Everyone knows Lenny Bruce's name, but
I never really knew anything about the famous comedian until he
appeared as a character in the Amazon Prime show, “The Marvelous
Mrs. Maisel.” On the show, Bruce befriends Mrs. Maisel, and Luke
Kirby plays him as he reportedly was: a drug-using, foul-mouthed,
iconoclastic sage. Bruce shook the comedy world of the 50's and 60's
with his frank commentaries on sex, race, and politics. He was
arrested many times for obscenity, and ultimately came to be seen as
a First Amendment warrior.
Bob Fosse directed this 1974 Bruce
biopic, and it's a hot mess! Based on a play by Julian Barry, the
movie follows Lenny's career and tumultuous private life. The story
picks up with Lenny (played by Dustin Hoffman) meeting his future
wife, a stripper named Honey (Valerie Perrine). It follows his
career as he gains success by leaving behind safe comedy to discuss
taboo topics. Along the way, Lenny and Honey develop drug habits
that complicate their lives. Ultimately, Lenny draws the attention of
the Law, and thus begins the series of arrests that ruined him, but
also made him famous.
As a film, “Lenny” is like the
man, a beautiful failure. Director Bob Fosse probably knew he was
making a mess of the story. His own autobiopic (“All That Jazz”)
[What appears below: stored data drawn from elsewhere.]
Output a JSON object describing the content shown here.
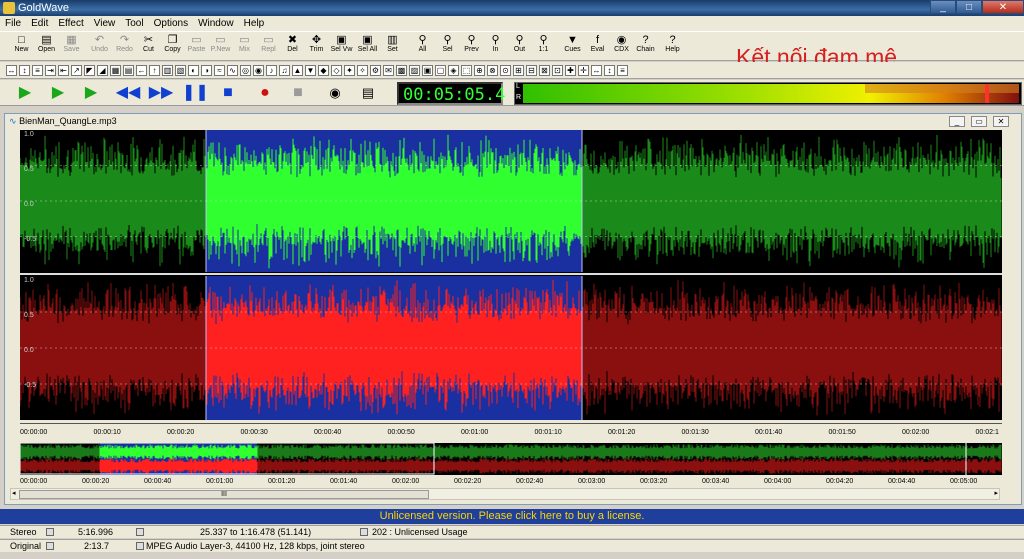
{
  "window": {
    "title": "GoldWave",
    "controls": [
      "_",
      "□",
      "✕"
    ]
  },
  "menu": [
    "File",
    "Edit",
    "Effect",
    "View",
    "Tool",
    "Options",
    "Window",
    "Help"
  ],
  "toolbar": [
    {
      "label": "New",
      "icon": "new-icon",
      "glyph": "□",
      "enabled": true
    },
    {
      "label": "Open",
      "icon": "open-icon",
      "glyph": "▤",
      "enabled": true
    },
    {
      "label": "Save",
      "icon": "save-icon",
      "glyph": "▦",
      "enabled": false
    },
    {
      "label": "Undo",
      "icon": "undo-icon",
      "glyph": "↶",
      "enabled": false
    },
    {
      "label": "Redo",
      "icon": "redo-icon",
      "glyph": "↷",
      "enabled": false
    },
    {
      "label": "Cut",
      "icon": "cut-icon",
      "glyph": "✂",
      "enabled": true
    },
    {
      "label": "Copy",
      "icon": "copy-icon",
      "glyph": "❐",
      "enabled": true
    },
    {
      "label": "Paste",
      "icon": "paste-icon",
      "glyph": "▭",
      "enabled": false
    },
    {
      "label": "P.New",
      "icon": "paste-new-icon",
      "glyph": "▭",
      "enabled": false
    },
    {
      "label": "Mix",
      "icon": "mix-icon",
      "glyph": "▭",
      "enabled": false
    },
    {
      "label": "Repl",
      "icon": "replace-icon",
      "glyph": "▭",
      "enabled": false
    },
    {
      "label": "Del",
      "icon": "delete-icon",
      "glyph": "✖",
      "enabled": true
    },
    {
      "label": "Trim",
      "icon": "trim-icon",
      "glyph": "✥",
      "enabled": true
    },
    {
      "label": "Sel Vw",
      "icon": "select-view-icon",
      "glyph": "▣",
      "enabled": true
    },
    {
      "label": "Sel All",
      "icon": "select-all-icon",
      "glyph": "▣",
      "enabled": true
    },
    {
      "label": "Set",
      "icon": "set-icon",
      "glyph": "▥",
      "enabled": true
    },
    {
      "label": "All",
      "icon": "zoom-all-icon",
      "glyph": "⚲",
      "enabled": true
    },
    {
      "label": "Sel",
      "icon": "zoom-selection-icon",
      "glyph": "⚲",
      "enabled": true
    },
    {
      "label": "Prev",
      "icon": "zoom-previous-icon",
      "glyph": "⚲",
      "enabled": true
    },
    {
      "label": "In",
      "icon": "zoom-in-icon",
      "glyph": "⚲",
      "enabled": true
    },
    {
      "label": "Out",
      "icon": "zoom-out-icon",
      "glyph": "⚲",
      "enabled": true
    },
    {
      "label": "1:1",
      "icon": "zoom-one-to-one-icon",
      "glyph": "⚲",
      "enabled": true
    },
    {
      "label": "Cues",
      "icon": "cues-icon",
      "glyph": "▼",
      "enabled": true
    },
    {
      "label": "Eval",
      "icon": "eval-icon",
      "glyph": "f",
      "enabled": true
    },
    {
      "label": "CDX",
      "icon": "cd-icon",
      "glyph": "◉",
      "enabled": true
    },
    {
      "label": "Chain",
      "icon": "chain-icon",
      "glyph": "?",
      "enabled": true
    },
    {
      "label": "Help",
      "icon": "help-icon",
      "glyph": "?",
      "enabled": true
    }
  ],
  "watermark_text": "Kết nối đam mê",
  "transport": {
    "buttons": [
      {
        "name": "play-button",
        "glyph": "▶",
        "color": "#1aa81a"
      },
      {
        "name": "play-selection-button",
        "glyph": "▶",
        "color": "#1aa81a"
      },
      {
        "name": "play-custom-button",
        "glyph": "▶",
        "color": "#1aa81a"
      },
      {
        "name": "rewind-button",
        "glyph": "◀◀",
        "color": "#1040d0"
      },
      {
        "name": "fast-forward-button",
        "glyph": "▶▶",
        "color": "#1040d0"
      },
      {
        "name": "pause-button",
        "glyph": "❚❚",
        "color": "#1040d0"
      },
      {
        "name": "stop-button",
        "glyph": "■",
        "color": "#1040d0"
      },
      {
        "name": "record-button",
        "glyph": "●",
        "color": "#d01010"
      },
      {
        "name": "record-stop-button",
        "glyph": "■",
        "color": "#9a9a9a"
      }
    ],
    "time": "00:05:05.4",
    "meter_labels": [
      "L",
      "R"
    ]
  },
  "document": {
    "title": "BienMan_QuangLe.mp3",
    "scale_labels": [
      "1.0",
      "0.5",
      "0.0",
      "-0.5"
    ],
    "ruler_labels": [
      "00:00:00",
      "00:00:10",
      "00:00:20",
      "00:00:30",
      "00:00:40",
      "00:00:50",
      "00:01:00",
      "00:01:10",
      "00:01:20",
      "00:01:30",
      "00:01:40",
      "00:01:50",
      "00:02:00",
      "00:02:1"
    ],
    "overview_ruler_labels": [
      "00:00:00",
      "00:00:20",
      "00:00:40",
      "00:01:00",
      "00:01:20",
      "00:01:40",
      "00:02:00",
      "00:02:20",
      "00:02:40",
      "00:03:00",
      "00:03:20",
      "00:03:40",
      "00:04:00",
      "00:04:20",
      "00:04:40",
      "00:05:00"
    ],
    "scroll_thumb": "III"
  },
  "banner": "Unlicensed version. Please click here to buy a license.",
  "status": {
    "row1": {
      "channels": "Stereo",
      "length": "5:16.996",
      "selection": "25.337 to 1:16.478 (51.141)",
      "license": "202 : Unlicensed Usage"
    },
    "row2": {
      "mode": "Original",
      "position": "2:13.7",
      "format": "MPEG Audio Layer-3, 44100 Hz, 128 kbps, joint stereo"
    }
  },
  "colors": {
    "left_channel": "#20c020",
    "right_channel": "#d01818",
    "selection_bg": "#1a2fa0"
  }
}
portrays Fosse as going crazy trying to edit a difficult movie, and
that movie was “Lenny.” Still, the film won a lot of awards, and
is generally critically acclaimed, with great performances by Dustin
Hoffman and the adorable Valerie Perrine. The story is told like a
documentary, with interviews with Honey and others from Lenny's life
intercut with flashback scenes, including quite a few scenes of his
standup shows. Unfortunately, it is overlong and, honestly, boring.
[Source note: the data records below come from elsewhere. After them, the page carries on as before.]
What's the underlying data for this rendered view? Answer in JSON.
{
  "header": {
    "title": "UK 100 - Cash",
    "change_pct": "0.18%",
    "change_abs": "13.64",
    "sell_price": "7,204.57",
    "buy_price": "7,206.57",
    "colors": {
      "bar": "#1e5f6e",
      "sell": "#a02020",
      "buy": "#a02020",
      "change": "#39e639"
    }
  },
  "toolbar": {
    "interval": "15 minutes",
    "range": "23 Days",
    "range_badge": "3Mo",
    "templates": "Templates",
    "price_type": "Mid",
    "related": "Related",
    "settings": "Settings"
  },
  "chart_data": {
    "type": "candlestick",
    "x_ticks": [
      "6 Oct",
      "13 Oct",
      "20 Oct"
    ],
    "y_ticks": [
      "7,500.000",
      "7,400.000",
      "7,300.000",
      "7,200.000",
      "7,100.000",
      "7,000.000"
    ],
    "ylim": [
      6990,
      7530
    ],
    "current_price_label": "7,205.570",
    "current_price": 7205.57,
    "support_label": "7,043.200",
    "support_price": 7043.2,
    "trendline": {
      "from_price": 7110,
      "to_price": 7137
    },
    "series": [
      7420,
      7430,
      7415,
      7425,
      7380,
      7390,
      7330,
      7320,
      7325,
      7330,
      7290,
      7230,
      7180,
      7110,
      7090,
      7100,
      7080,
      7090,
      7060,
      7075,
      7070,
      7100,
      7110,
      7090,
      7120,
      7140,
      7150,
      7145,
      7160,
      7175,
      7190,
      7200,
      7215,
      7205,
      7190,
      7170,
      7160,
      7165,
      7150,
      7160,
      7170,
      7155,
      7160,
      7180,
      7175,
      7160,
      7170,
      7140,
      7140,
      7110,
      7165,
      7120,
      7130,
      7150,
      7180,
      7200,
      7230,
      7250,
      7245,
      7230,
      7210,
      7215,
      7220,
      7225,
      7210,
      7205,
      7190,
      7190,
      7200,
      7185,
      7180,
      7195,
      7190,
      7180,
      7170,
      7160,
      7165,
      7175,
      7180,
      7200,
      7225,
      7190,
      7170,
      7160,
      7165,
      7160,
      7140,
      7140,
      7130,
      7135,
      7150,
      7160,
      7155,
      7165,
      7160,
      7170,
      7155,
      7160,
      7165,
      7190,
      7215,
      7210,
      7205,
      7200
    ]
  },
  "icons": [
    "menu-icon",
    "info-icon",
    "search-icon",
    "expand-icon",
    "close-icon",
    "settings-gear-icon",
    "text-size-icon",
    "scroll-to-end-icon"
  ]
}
Some of the standup is interesting, and Perrine's nude scenes are
easy to look at, but many scenes just go on forever. One of Lenny's
bad standup shows, where he is stoned out of his mind on heroin, goes
on way after we have gotten the point. Even one sex scene falls
flat. Lenny has bullied Honey into swinging with other girls, so
there is a montage of threesomes. We know that Honey doesn't want to
be there, and the whole thing is just uncomfortable rather than
erotic.
Bob Fosse did a lot of things:
dancing, choreography, directing for the stage, and directing films.
Out of all his artistic endeavors, I don't know what he was best at,
but I don't think it was film. I honestly think that with these
actors and this subject, there's a great film here that just needed a
better director to edit it down by about half an hour, making the
scenes tighter and the story move along. As it is, it's still a
worthwhile movie, but, like Lenny himself, it has some fatal flaws.